Użytkownik "Jason Davidson" <[EMAIL PROTECTED]> napisał w wiadomości
news:[EMAIL PROTECTED]
> When i have many many objects of the same type to build, i do something
> like this...
>
> function getEvents($sql = '') {
> $events = $this->dbh->query("
> SELECT cols, cols, FROM table,table
> WHERE blah blah balh ($sql ? " AND $sql" : ''),'rows_array');
>
> $rv = array();
> foreach($events as $event) {
> $rv[] = new CalendarEvent($event);
> }
>
> return $rv;
> }
>
> my event class takes an array of data and uses phps list function to
> load its members.  In this case, i save 100s and 100s of queries ,
> using just 1.  Its a massive improvment if it fits your scheme.  To get
> one event, i create a method called getEvent($id) that is a wrapper to
> getEvents, and only uses the first record.. of coarse, there is only
> one record.. but ya.. cheers
>
> Jason
>
> Marcus Bointon <[EMAIL PROTECTED]> wrote:
> >
> > on 19/8/04 9:49, Krzysztof Gorzelak at [EMAIL PROTECTED] wrote:
> >
> > > Hi
> > > I'm trying my new php5 script, but it takes about 1.2s to generate my
page.
> > > That is, how my oop model looks like :
> > >
> > > [category]
> > >   |        |                |
> > > [photo]  [desc]   [products]
> > >
> > >
> > > [products]
> > > |
> > > [product]
> > > |            |            |
> > > [photo] [desc] [keys]
> > >
> > >
> > > [keys]
> > > |
> > > [key]
> > > |
> > > [values]
> > > |
> > > [value]
> > >
> > >   Each object gets data from mysql by itself.
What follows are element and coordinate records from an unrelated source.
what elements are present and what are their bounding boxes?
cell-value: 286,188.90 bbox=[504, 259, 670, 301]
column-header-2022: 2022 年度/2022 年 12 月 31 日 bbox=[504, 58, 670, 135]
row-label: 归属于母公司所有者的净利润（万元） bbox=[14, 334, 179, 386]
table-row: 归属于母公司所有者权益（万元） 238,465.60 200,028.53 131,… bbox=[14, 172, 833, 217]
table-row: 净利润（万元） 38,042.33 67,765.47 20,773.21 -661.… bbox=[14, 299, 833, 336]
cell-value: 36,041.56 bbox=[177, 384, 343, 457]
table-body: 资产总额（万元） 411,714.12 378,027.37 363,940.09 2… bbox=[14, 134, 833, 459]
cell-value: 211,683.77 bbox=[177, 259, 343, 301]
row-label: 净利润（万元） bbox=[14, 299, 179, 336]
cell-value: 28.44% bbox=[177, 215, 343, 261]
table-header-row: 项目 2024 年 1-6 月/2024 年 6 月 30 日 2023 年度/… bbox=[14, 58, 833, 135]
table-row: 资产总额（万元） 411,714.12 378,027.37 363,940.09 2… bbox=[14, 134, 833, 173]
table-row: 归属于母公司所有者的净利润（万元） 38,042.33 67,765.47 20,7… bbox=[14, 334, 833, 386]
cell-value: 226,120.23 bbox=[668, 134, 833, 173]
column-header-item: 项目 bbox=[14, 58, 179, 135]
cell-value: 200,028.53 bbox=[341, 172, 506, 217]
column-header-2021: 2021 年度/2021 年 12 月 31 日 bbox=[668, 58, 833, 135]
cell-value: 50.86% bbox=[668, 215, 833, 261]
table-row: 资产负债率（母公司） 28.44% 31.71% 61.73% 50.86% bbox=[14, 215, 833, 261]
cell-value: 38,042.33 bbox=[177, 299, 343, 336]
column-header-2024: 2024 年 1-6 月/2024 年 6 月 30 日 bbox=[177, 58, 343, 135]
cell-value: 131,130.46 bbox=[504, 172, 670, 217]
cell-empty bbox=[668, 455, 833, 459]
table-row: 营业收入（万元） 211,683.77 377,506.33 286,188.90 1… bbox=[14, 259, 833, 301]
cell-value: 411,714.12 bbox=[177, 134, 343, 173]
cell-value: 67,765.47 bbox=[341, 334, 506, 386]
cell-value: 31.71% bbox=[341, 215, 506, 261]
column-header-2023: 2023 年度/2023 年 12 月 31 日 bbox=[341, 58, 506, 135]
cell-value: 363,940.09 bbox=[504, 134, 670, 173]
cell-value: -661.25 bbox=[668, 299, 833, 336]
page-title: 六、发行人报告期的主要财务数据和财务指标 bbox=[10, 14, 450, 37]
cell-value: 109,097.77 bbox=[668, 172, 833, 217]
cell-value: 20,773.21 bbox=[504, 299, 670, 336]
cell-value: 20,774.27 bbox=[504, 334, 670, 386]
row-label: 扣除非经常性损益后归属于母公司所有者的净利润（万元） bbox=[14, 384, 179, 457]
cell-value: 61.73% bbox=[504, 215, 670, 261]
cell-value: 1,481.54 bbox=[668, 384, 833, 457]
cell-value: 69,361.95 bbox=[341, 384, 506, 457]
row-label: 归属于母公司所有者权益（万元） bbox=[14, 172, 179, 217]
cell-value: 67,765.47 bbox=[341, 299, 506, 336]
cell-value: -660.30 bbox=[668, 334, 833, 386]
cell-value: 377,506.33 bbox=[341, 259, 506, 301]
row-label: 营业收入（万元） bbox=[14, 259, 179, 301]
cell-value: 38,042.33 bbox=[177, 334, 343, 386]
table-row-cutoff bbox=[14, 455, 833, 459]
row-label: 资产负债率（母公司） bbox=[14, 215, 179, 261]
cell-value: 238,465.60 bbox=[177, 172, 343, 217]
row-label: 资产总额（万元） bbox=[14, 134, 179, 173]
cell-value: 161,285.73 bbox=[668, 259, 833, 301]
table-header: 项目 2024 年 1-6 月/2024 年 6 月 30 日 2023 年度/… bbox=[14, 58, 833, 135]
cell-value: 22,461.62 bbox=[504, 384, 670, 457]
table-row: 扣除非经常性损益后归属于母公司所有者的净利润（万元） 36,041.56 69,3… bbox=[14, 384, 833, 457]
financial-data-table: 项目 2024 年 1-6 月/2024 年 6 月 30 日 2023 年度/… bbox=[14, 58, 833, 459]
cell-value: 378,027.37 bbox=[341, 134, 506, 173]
The generation time of 1
> > > category [30 products, 10 keys, 5 values ~= 300 mysql queries] takes
as I
> > > said more than a 1s (on quite fast machine). How can this model be
improved?
> > > Do I create too many objects ? What are the oop solutions for such
problem ?
> >
> > This is something that I've wrestled with too. If you make each item you
> > deal with a clean, self-sufficient object, with self-storage, data
hiding
> > etc, it is inevitable that you run into this problem. It is a symptom of
a
> > fundamental clash between Relational DB and OO points of view. The only
> > trick I have found to work around it that is OO-clean is to use factory
> > methods or objects that create multiple objects from a single DB query,
so
> > as well as having a 'get' method that populates an object from a DB,
make
> > another means of creating an object from local data that has been
obtained
> > from a larger query that returned sufficient values to populate multiple
> > items.
> >
> > > I also use an extra table to create many-to-many relation betwean a
product
> > > and a key. Is this the only way in mysql ?
> > >
> > > [product]
> > > |
> > > [product_id, key_id]
> > >                   |
> > >                   [key]
> >
> > Yes, that's the correct way to represent a M:M relation in a relational
DB.
> > The join table is an artefact of a relational model, rather than an OO
one,
> > so the answer is to hide the existence of this table within the objects
at
> > either end - so have product and key objects, but not product_key
objects.
> > Each object should have a method that retrieves instances of all the
related
> > objects of the other kind. This is really a different manifestation of
the
> > first problem.
> >
> > Ultimately the trick is to create separate factory objects or
higher-level
> > methods inside the existing objects that can create multiple instances
from
> > a single database query. Having said that, it's difficult to spot the
best
> > places to do this. For example, you might normally create multiple
product
> > objects from an array of database IDs like so:
> >
> > foreach($productids as $id)
> >     $products[] = new product($id);
> >
> > You can see that this would cause a query for each instantiation.
> >
> > With a product factory class, you might do this instead:
> >
> > $products = product_factory::get($productids);
> >
> > Which achieves the same result, but using only a single DB query (hidden
> > inside the factory class, which does NOT call the product class in the
same
> > way!). The next problem is keeping your product_factory and product
classes
> > in sync - I'm sure there must be a nice pattern to deal with that
somewhere.
> >
> > Marcus
> > --

Thanks a lot, after your replies I made a little google search on 'factory
class' and found a great article:
http://www.phppatterns.com/index.php/article/articleview/49/1/1/. My objects
are still too slow (0,3s) but now I'm going to try Advanced PHP Debugger.